Brendan says that one big focus when designing for dementia is ‘line of sight’ to facilitate easy navigation and provide visual cues for living. The main spaces in the house are all visually accessible from various key places. “When lying on the main bed, there are two doors through which you can see straight through to the kitchen table—associated with eating—and to the bathroom. Research shows that those with dementia are up to eight times more likely to remember to go to the toilet in the night if they can see it,” he explains. Another useful strategy is high contrast, for example a white toilet suite against dark tiles; in addition, shiny surfaces have been avoided as they can appear slippery and thus dangerous to residents with dementia.

Inside, the layout provides lines of sight that can help people with dementia; for example, both the dining area and the toilet can be seen from the main bed, providing visual cues for living. The house’s taps are free-spinning with no mechanical resistance, making them easy to use for arthritis sufferers. Raspberry Pi controllers allow the maximum water temperature to be set separately for each tap, reducing the chance of scalds, and they can be programmed to turn off automatically if they’re accidentally left on.

What’s next?

The Desert Rose house will be returning to Australia to be erected on the University of Wollongong campus next to the Illawarra Flame house, which won the Solar Decathlon in 2013 and these days is open for short-term stays to allow people to experience living in a high-performing, net-zero energy building.

Like its predecessor, the Desert Rose house will be part of ongoing research at the uni. In particular, Brendan says they will be looking into using it as a community energy hub: “It’s smart enough to manage the energy needs of surrounding houses too, in a microgrid. We’re looking forward to investigating that further.”

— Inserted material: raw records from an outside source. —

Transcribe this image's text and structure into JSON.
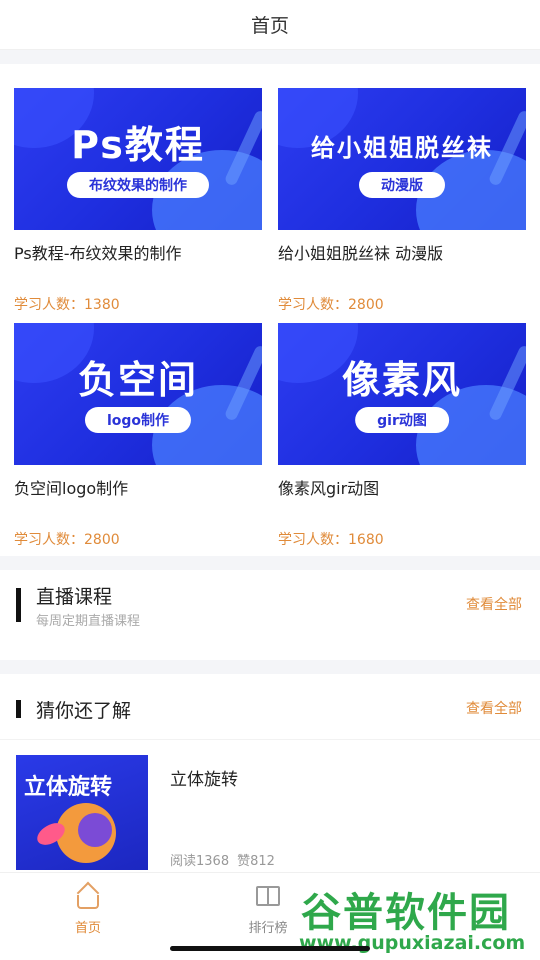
{
  "header": {
    "title": "首页"
  },
  "courses": [
    {
      "thumb_big": "Ps教程",
      "thumb_pill": "布纹效果的制作",
      "title": "Ps教程-布纹效果的制作",
      "learners": "学习人数：1380"
    },
    {
      "thumb_big": "给小姐姐脱丝袜",
      "thumb_pill": "动漫版",
      "title": "给小姐姐脱丝袜 动漫版",
      "learners": "学习人数：2800"
    },
    {
      "thumb_big": "负空间",
      "thumb_pill": "logo制作",
      "title": "负空间logo制作",
      "learners": "学习人数：2800"
    },
    {
      "thumb_big": "像素风",
      "thumb_pill": "gir动图",
      "title": "像素风gir动图",
      "learners": "学习人数：1680"
    }
  ],
  "live_section": {
    "title": "直播课程",
    "subtitle": "每周定期直播课程",
    "see_all": "查看全部"
  },
  "guess_section": {
    "title": "猜你还了解",
    "see_all": "查看全部"
  },
  "article": {
    "thumb_text": "立体旋转",
    "title": "立体旋转",
    "reads": "阅读1368",
    "likes": "赞812"
  },
  "tabbar": {
    "home": "首页",
    "ranking": "排行榜"
  },
  "watermark": {
    "main": "谷普软件园",
    "url": "www.gupuxiazai.com"
  },
  "colors": {
    "accent": "#e08b3a",
    "thumb_blue": "#1f2fe0",
    "watermark_green": "#2fa84b"
  }
}
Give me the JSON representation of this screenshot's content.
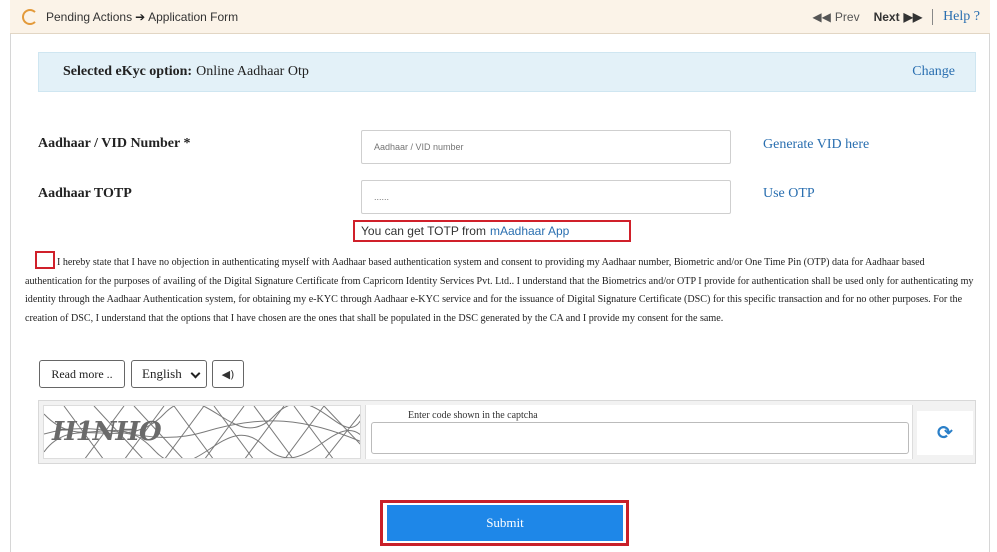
{
  "breadcrumb": {
    "part1": "Pending Actions",
    "part2": "Application Form"
  },
  "nav": {
    "prev": "Prev",
    "next": "Next",
    "help": "Help ?"
  },
  "ekyc": {
    "label": "Selected eKyc option:",
    "value": "Online Aadhaar Otp",
    "change": "Change"
  },
  "form": {
    "aadhaar_label": "Aadhaar / VID Number *",
    "aadhaar_placeholder": "Aadhaar / VID number",
    "generate_vid": "Generate VID here",
    "totp_label": "Aadhaar TOTP",
    "totp_placeholder": "......",
    "use_otp": "Use OTP",
    "hint_text": "You can get TOTP from",
    "hint_link": "mAadhaar App"
  },
  "consent": {
    "text": "I hereby state that I have no objection in authenticating myself with Aadhaar based authentication system and consent to providing my Aadhaar number, Biometric and/or One Time Pin (OTP) data for Aadhaar based authentication for the purposes of availing of the Digital Signature Certificate from Capricorn Identity Services Pvt. Ltd.. I understand that the Biometrics and/or OTP I provide for authentication shall be used only for authenticating my identity through the Aadhaar Authentication system, for obtaining my e-KYC through Aadhaar e-KYC service and for the issuance of Digital Signature Certificate (DSC) for this specific transaction and for no other purposes. For the creation of DSC, I understand that the options that I have chosen are the ones that shall be populated in the DSC generated by the CA and I provide my consent for the same."
  },
  "controls": {
    "read_more": "Read more ..",
    "language": "English"
  },
  "captcha": {
    "code": "H1NHO",
    "label": "Enter code shown in the captcha"
  },
  "submit": "Submit",
  "icons": {
    "logo": "logo-icon",
    "arrow": "arrow-right-icon",
    "prev": "double-chevron-left-icon",
    "next": "double-chevron-right-icon",
    "audio": "speaker-icon",
    "refresh": "refresh-icon"
  },
  "colors": {
    "accent_link": "#2a6fb0",
    "highlight_red": "#d0202a",
    "submit_blue": "#1e87e8",
    "banner_bg": "#e3f1f8",
    "topbar_bg": "#fbf3e8"
  }
}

Solar decathlon results - second place overall!

The Desert Rose team took away a swag of awards from Dubai, including overall second place—a terrific result.

Along the way, they achieved wins in the Innovation and Comfort Conditions competitions. They came second in the all-important Energy Efficiency contest, and third in Sustainability and House Functioning.

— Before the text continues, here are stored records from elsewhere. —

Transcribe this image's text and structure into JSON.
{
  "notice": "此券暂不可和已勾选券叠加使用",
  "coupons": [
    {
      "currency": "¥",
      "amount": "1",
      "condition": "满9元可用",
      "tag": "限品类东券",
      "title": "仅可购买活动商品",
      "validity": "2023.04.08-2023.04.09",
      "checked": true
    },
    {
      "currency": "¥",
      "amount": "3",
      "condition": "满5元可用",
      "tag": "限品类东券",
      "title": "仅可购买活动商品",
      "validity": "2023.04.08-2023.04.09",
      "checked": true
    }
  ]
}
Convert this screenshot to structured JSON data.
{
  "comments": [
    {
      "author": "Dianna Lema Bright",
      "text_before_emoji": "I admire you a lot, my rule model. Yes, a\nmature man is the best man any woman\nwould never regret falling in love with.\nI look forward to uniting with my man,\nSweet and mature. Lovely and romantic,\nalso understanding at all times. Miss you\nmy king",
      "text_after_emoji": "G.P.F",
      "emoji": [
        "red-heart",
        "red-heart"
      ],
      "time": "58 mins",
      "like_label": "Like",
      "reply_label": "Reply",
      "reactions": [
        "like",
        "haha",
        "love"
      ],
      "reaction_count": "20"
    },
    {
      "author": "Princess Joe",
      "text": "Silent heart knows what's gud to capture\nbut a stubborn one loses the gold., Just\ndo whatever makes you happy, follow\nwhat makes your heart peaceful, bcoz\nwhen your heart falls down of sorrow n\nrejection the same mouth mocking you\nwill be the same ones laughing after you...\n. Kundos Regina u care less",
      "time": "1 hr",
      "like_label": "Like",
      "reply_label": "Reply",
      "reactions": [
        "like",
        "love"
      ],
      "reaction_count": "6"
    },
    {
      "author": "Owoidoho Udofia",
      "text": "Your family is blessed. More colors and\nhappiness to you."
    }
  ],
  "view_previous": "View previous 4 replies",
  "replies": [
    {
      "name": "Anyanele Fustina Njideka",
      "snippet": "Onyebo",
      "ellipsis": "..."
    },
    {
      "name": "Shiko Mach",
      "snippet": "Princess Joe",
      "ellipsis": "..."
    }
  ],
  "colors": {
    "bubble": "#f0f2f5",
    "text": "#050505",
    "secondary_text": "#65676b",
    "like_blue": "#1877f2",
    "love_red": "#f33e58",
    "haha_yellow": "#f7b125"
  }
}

The team also picked up additional awards for sub-contests: first place for Interior Design, and second place for Building-Integrated Photovoltaics and Creative Solutions.

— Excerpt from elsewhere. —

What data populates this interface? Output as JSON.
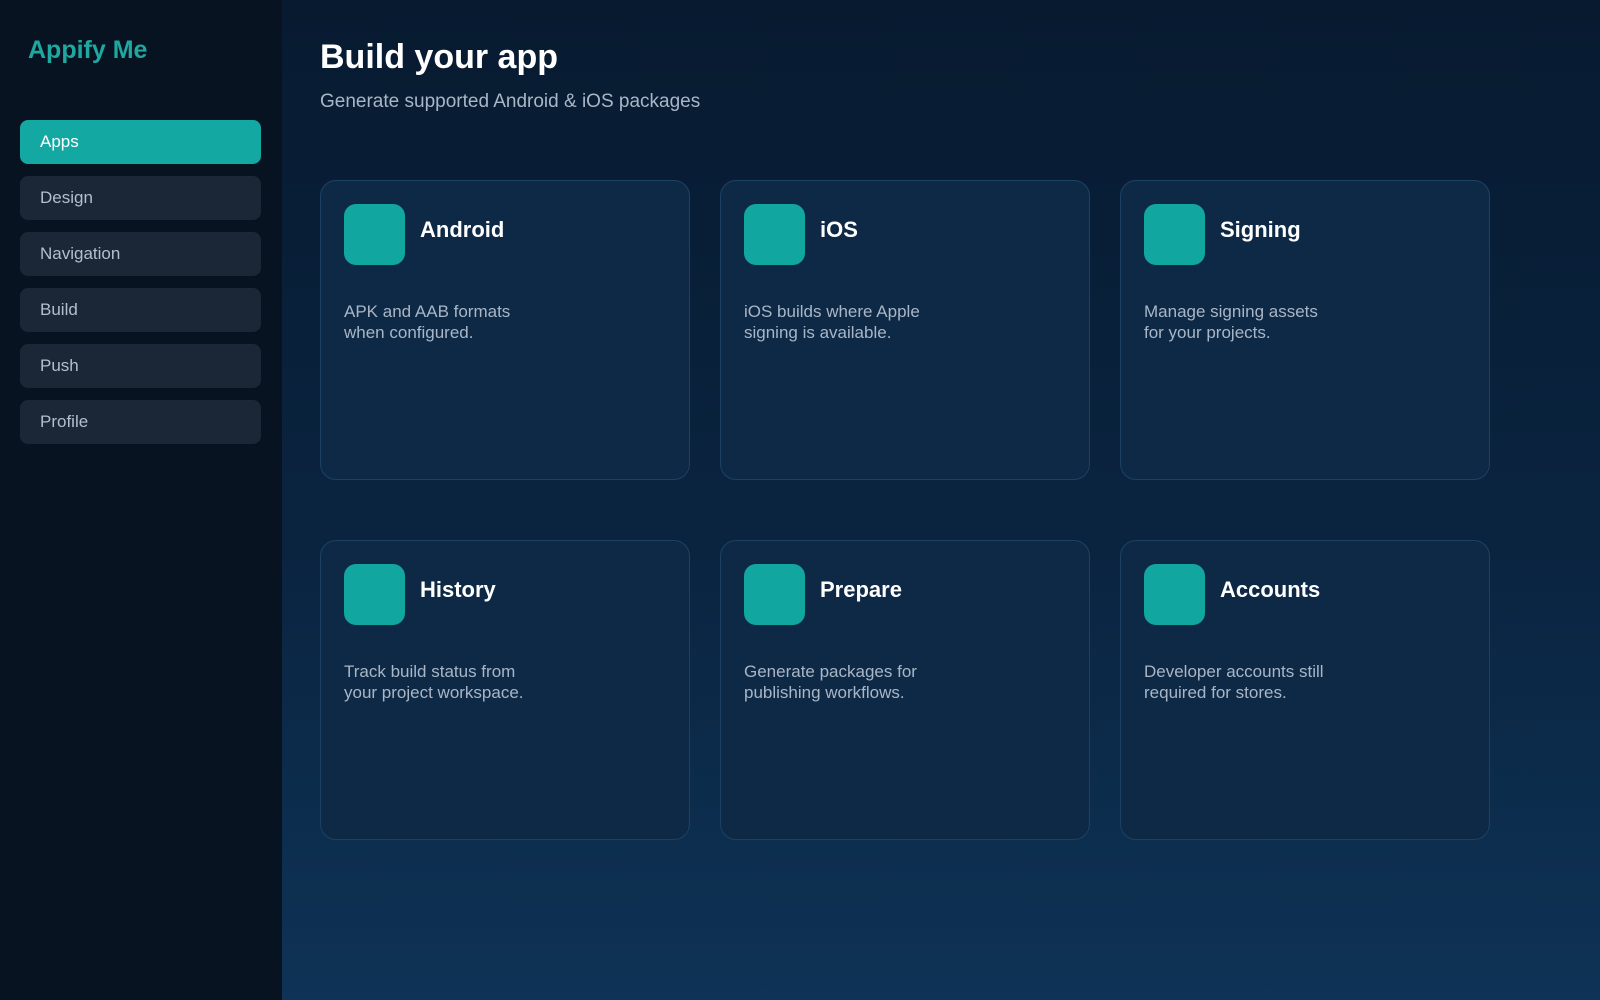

The team’s project manager, Clayton McDowell, is justifiably proud of their performance. “Coming second in Energy Efficiency was an amazing result, and we were only 0.8 points off first place. We worked really hard to ensure that we included as many passive features into the design as possible to reduce our thermal loads, and then coupled this with a very innovative and efficient active HVAC system.

“This also flows into our first place in Comfort Conditions. Our Building Services team worked extremely hard and had to steer the house like race car drivers, carefully monitoring the internal and external conditions deciding when is the best time to naturally ventilate or do we turn the HVAC system on. For example, do we sacrifice points from the CO2 [fresh air] category in order to maintain humidity and temperature? These decisions were made constantly and through having a very dedicated team, an excellent passive design and an efficient active system we were able to steer our house to first place.

“The other result we are extremely proud of is our win in the Innovation competition. This contest takes into consideration innovation in the areas of architecture, engineering and construction, energy efficiency, sustainability and communication and social awareness. To come first in this we not only had to innovate in one area, we had to strive for innovation in every section, from our aged-friendly architecture through to our augmented reality app. So innovation has been integrated into the very foundations of our project: everything we looked at we asked ourselves, is this innovative enough?”

The UoW team celebrates their achievements outside the Desert Rose house in Dubai.